Other fields are increasing the use of AI as a decision-making tool for self-driving vehicles, medical diagnosis, or policing strategy. In “Trusted and Trustworthy AI,” a panel of scientists from University of Chicago Computer Science and the Toyota Technological Institute at Chicago, asked whether we can understand why and how AI systems make decisions, particularly for consequential applications in medicine, transportation, and policy.
UChicago Assistant Professor of Computer Science Chenhao Tan emphasized the importance of human-AI communication for interpretability, enabling experts to inspect, control, or even contest the model in its conclusions. Ben Zhao, Neubauer Professor of Computer Science at UChicago and security expert, asked whether AI is even deserving of trust in a world where the “cat-and-mouse loop” of defense and attack compromises most systems within months.

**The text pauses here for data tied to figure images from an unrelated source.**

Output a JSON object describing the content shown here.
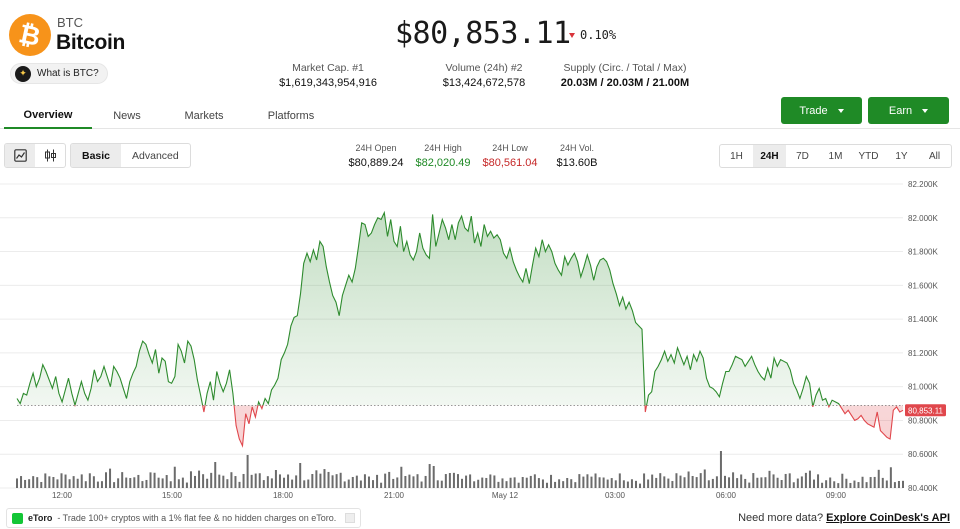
{
  "coin": {
    "symbol": "BTC",
    "name": "Bitcoin",
    "logo_glyph": "₿",
    "what_is": "What is BTC?",
    "brand_color": "#f7931a"
  },
  "price": {
    "value": "$80,853.11",
    "change": "0.10%",
    "direction": "down"
  },
  "stats": [
    {
      "label": "Market Cap. #1",
      "value": "$1,619,343,954,916"
    },
    {
      "label": "Volume (24h) #2",
      "value": "$13,424,672,578"
    },
    {
      "label": "Supply (Circ. / Total / Max)",
      "value": "20.03M / 20.03M / 21.00M"
    }
  ],
  "actions": {
    "trade": "Trade",
    "earn": "Earn"
  },
  "tabs": [
    "Overview",
    "News",
    "Markets",
    "Platforms"
  ],
  "active_tab": "Overview",
  "chart_controls": {
    "modes": [
      "Basic",
      "Advanced"
    ],
    "active_mode": "Basic",
    "ranges": [
      "1H",
      "24H",
      "7D",
      "1M",
      "YTD",
      "1Y",
      "All"
    ],
    "active_range": "24H"
  },
  "ohlc": [
    {
      "label": "24H Open",
      "value": "$80,889.24",
      "color": "#111111"
    },
    {
      "label": "24H High",
      "value": "$82,020.49",
      "color": "#1f8a26"
    },
    {
      "label": "24H Low",
      "value": "$80,561.04",
      "color": "#c62828"
    },
    {
      "label": "24H Vol.",
      "value": "$13.60B",
      "color": "#111111"
    }
  ],
  "chart_data": {
    "type": "area",
    "x_tick_labels": [
      "12:00",
      "15:00",
      "18:00",
      "21:00",
      "May 12",
      "03:00",
      "06:00",
      "09:00"
    ],
    "y_tick_labels": [
      "82.200K",
      "82.000K",
      "81.800K",
      "81.600K",
      "81.400K",
      "81.200K",
      "81.000K",
      "80.800K",
      "80.600K",
      "80.400K"
    ],
    "ylim": [
      80400,
      82200
    ],
    "baseline": 80889.24,
    "last_price_label": "80,853.11",
    "colors": {
      "up": "#2e8b2e",
      "down": "#e0474c",
      "volume": "#555555"
    },
    "series": [
      {
        "name": "price",
        "values": [
          80930,
          80900,
          80960,
          80950,
          81020,
          81080,
          81000,
          81050,
          81130,
          81090,
          81040,
          80990,
          81060,
          80960,
          80910,
          80980,
          81050,
          80960,
          80890,
          80960,
          81030,
          80960,
          80920,
          80990,
          81100,
          81030,
          81060,
          81120,
          81060,
          81000,
          81120,
          81090,
          81050,
          80990,
          80930,
          81030,
          81080,
          81120,
          81210,
          81270,
          81250,
          81190,
          81140,
          81220,
          81080,
          81170,
          81150,
          81030,
          81020,
          81060,
          81250,
          81210,
          81140,
          81270,
          81240,
          81160,
          81040,
          80950,
          80850,
          80960,
          81030,
          80920,
          81090,
          81020,
          80970,
          81020,
          81100,
          80960,
          80770,
          80690,
          80650,
          80840,
          80780,
          80880,
          80820,
          80910,
          80870,
          80930,
          80900,
          80980,
          81010,
          81050,
          81160,
          81200,
          81250,
          81360,
          81410,
          81420,
          81550,
          81730,
          81790,
          81740,
          81810,
          81750,
          81860,
          81830,
          81710,
          81620,
          81540,
          81500,
          81420,
          81540,
          81600,
          81660,
          81620,
          81700,
          81830,
          81970,
          81960,
          81890,
          81910,
          81960,
          82000,
          81990,
          82030,
          81890,
          81990,
          81860,
          81830,
          81950,
          81800,
          81860,
          81780,
          81750,
          81800,
          81910,
          81820,
          81780,
          81760,
          82020,
          81830,
          81910,
          81990,
          81940,
          81870,
          81960,
          81870,
          81970,
          82010,
          81940,
          81920,
          82010,
          81850,
          81910,
          81830,
          81960,
          81890,
          81920,
          81880,
          81900,
          81870,
          81790,
          81760,
          81820,
          81740,
          81690,
          81650,
          81620,
          81700,
          81610,
          81720,
          81820,
          81770,
          81870,
          81800,
          81840,
          81800,
          81730,
          81690,
          81660,
          81770,
          81720,
          81760,
          81790,
          81740,
          81650,
          81710,
          81780,
          81720,
          81630,
          81710,
          81750,
          81760,
          81740,
          81690,
          81610,
          81550,
          81480,
          81530,
          81460,
          81500,
          81450,
          81380,
          81360,
          81340,
          80850,
          80950,
          80970,
          81090,
          81120,
          81160,
          81210,
          81150,
          81190,
          81140,
          81230,
          81180,
          81130,
          81180,
          81100,
          81190,
          81150,
          81210,
          81170,
          81050,
          81000,
          80990,
          80970,
          80940,
          81020,
          81090,
          81090,
          81130,
          81180,
          81170,
          81160,
          81120,
          81150,
          81180,
          81130,
          81090,
          81060,
          81040,
          81110,
          81050,
          81170,
          81120,
          81160,
          81150,
          81140,
          81100,
          81020,
          80980,
          80930,
          80990,
          81060,
          81020,
          80880,
          80950,
          80990,
          80920,
          80930,
          80880,
          80920,
          80910,
          80900,
          80870,
          80840,
          80860,
          80830,
          80800,
          80810,
          80830,
          80800,
          80780,
          80770,
          80760,
          80850,
          80740,
          80720,
          80700,
          80690,
          80860,
          80880,
          80850,
          80860
        ]
      }
    ]
  },
  "footer": {
    "promo_brand": "eToro",
    "promo_text": "- Trade 100+ cryptos with a 1% flat fee & no hidden charges on eToro.",
    "api_prefix": "Need more data?",
    "api_link": "Explore CoinDesk's API"
  }
}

A panel on the interaction between AI and the Industrial Revolution featured UChicago researcher Pedro Lopes and social scientists Erik Brynholffson from the Stanford Institute on the Digital Economy and Avi Goldfarb from the Creative Destruction Lab at the University of Toronto. The panelists explored the potential for complementary AI to augment, rather than replace, human capacity and generate novel opportunities for individual and societal prosperity. Lindsey Cameron from the Wharton School at the University of Pennsylvania tempered this enthusiasm by raising concerns about its current impact on workers in entraining them up in a thicket of micro-incentives, based on her own fieldwork as an Uber Driver in Chicago.
Panelists in the “AI and Nonhumans” session grappled with the philosophical and ethical implications of the technology, drawing from Aristotle and Descarte to ponder whether these systems should hold the rights of “personhood.” Brian Christian, author of books such as The Alignment Problem, said the AI question is only the latest chapter in thousands of years of debate.
“Determining who or what is sentient is, in some sense, the foundation of almost any moral code,” Christian said. “Despite the utterly central place that it has in our ethics, this is still rather mysterious, and yet we understand it a lot better than we did a generation ago, which I think is thrilling. So let us then welcome each incremental development both in computer science and in neuroscience as an invitation to reckon with how little we know about the ultimate mystery at the center of both the physical and the moral universe.”